Historia kobiecej przyjaźni dzieje się w tym wypadku na tle wydarzeń XVIII wieku. To wtedy zostaje realizowany pomysł, by kobiety, a przynajmniej ich część, która znalazła się w przytułku, wysyłać do Luizjany. Tam natomiast mają zostać żonami osadników, a w następstwie tego tworzyć rodziny.
Samo założenie brzmi upiornie, a realizacja tego przyprawia o dreszcze. Sprawa jest tym bardziej przerażająca, że mimo iż sama książka to fikcja, ma ona jednak swoje umocowanie w faktach historycznych.
Autorka z dużą łatwością opisuje realia tamtejszej epoki, pozwala wejść w klimat i poczuć się jego częścią. Do tego dostaje się niezły pakiet przeżyć bohaterek.
Ta książka pokazuje siłę tamtejszych kobiet, ich determinację i odwagę.

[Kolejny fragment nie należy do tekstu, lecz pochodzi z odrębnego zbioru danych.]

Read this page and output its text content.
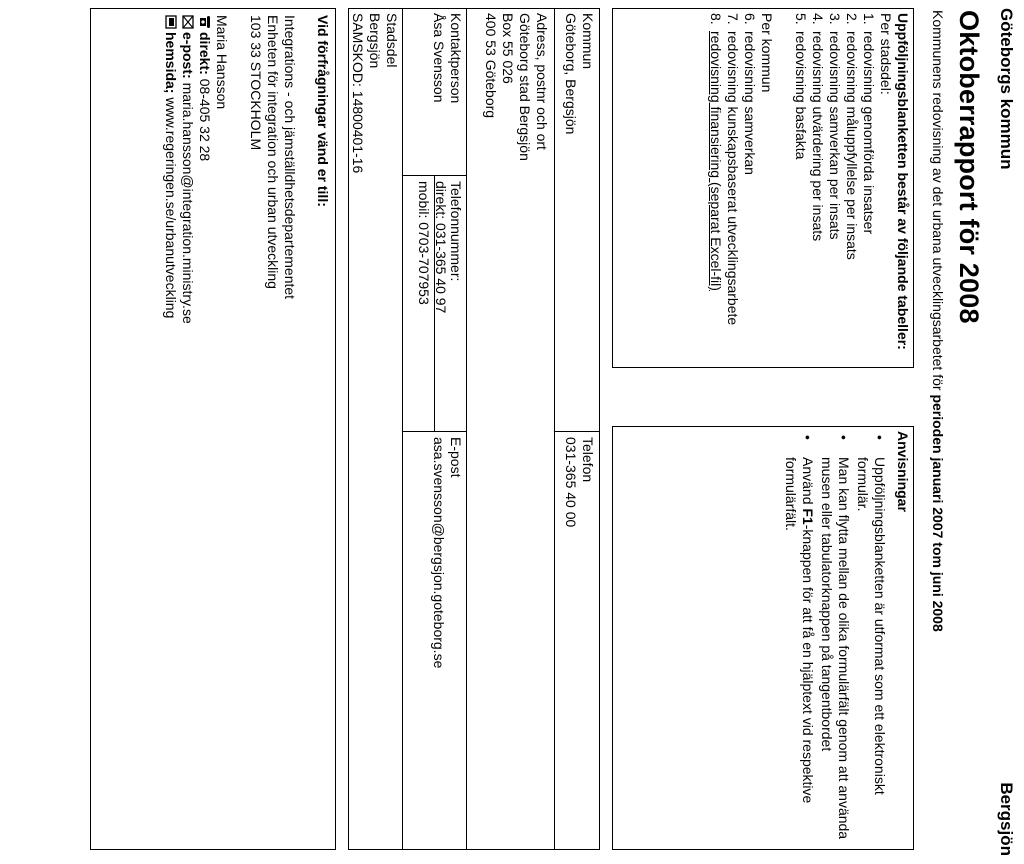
Göteborgs kommun
Bergsjön
Oktoberrapport för 2008
Kommunens redovisning av det urbana utvecklingsarbetet för perioden januari 2007 tom juni 2008
Uppföljningsblanketten består av följande tabeller:

Per stadsdel:

1.
redovisning genomförda insatser
2.
redovisning måluppfyllelse per insats
3.
redovisning samverkan per insats
4.
redovisning utvärdering per insats
5.
redovisning basfakta

Per kommun

6.
redovisning samverkan
7.
redovisning kunskapsbaserat utvecklingsarbete
8.
redovisning finansiering (separat Excel-fil)
Anvisningar
•
Uppföljningsblanketten är utformat som ett elektroniskt formulär.
•
Man kan flytta mellan de olika formulärfält genom att använda musen eller tabulatorknappen på tangentbordet
•
Använd F1-knappen för att få en hjälptext vid respektive formulärfält.
Kommun
Göteborg, Bergsjön
Telefon
031-365 40 00
Adress, postnr och ort
Göteborg stad Bergsjön
Box 55 026
400 53 Göteborg
Kontaktperson
Åsa Svensson
Telefonnummer:
direkt: 031-365 40 97
mobil: 0703-707953
E-post
asa.svensson@bergsjon.goteborg.se
Stadsdel
Bergsjön
SAMSKOD: 14800401-16
Vid förfrågningar vänd er till:
Integrations - och jämställdhetsdepartementet
Enheten för integration och urban utveckling
103 33 STOCKHOLM
Maria Hansson
direkt: 08-405 32 28
e-post: maria.hansson@integration.ministry.se
hemsida; www.regeringen.se/urbanutveckling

Jednak nie potrafiłam się zaangażować, następujące wydarzenia, nawet te dramatyczne nie miały odzewu w moich emocjach. Może to brak mojej sympatii do bohaterek, a może nie do końca rezonuję ze stylem autorki?
Nie mam pojęcia. Niby wszystko poprawnie, dobrze się czyta, a jednak mam niedosyt, czuję obojętność. Choć przyznaję, że myśl o tym co działo się wtedy z kobietami jest dla mnie upiorna.
Reasumując, nie jestem w stanie jednoznacznie ocenić powieści, może za jakiś czas, gdy historia we mnie okrzepnie.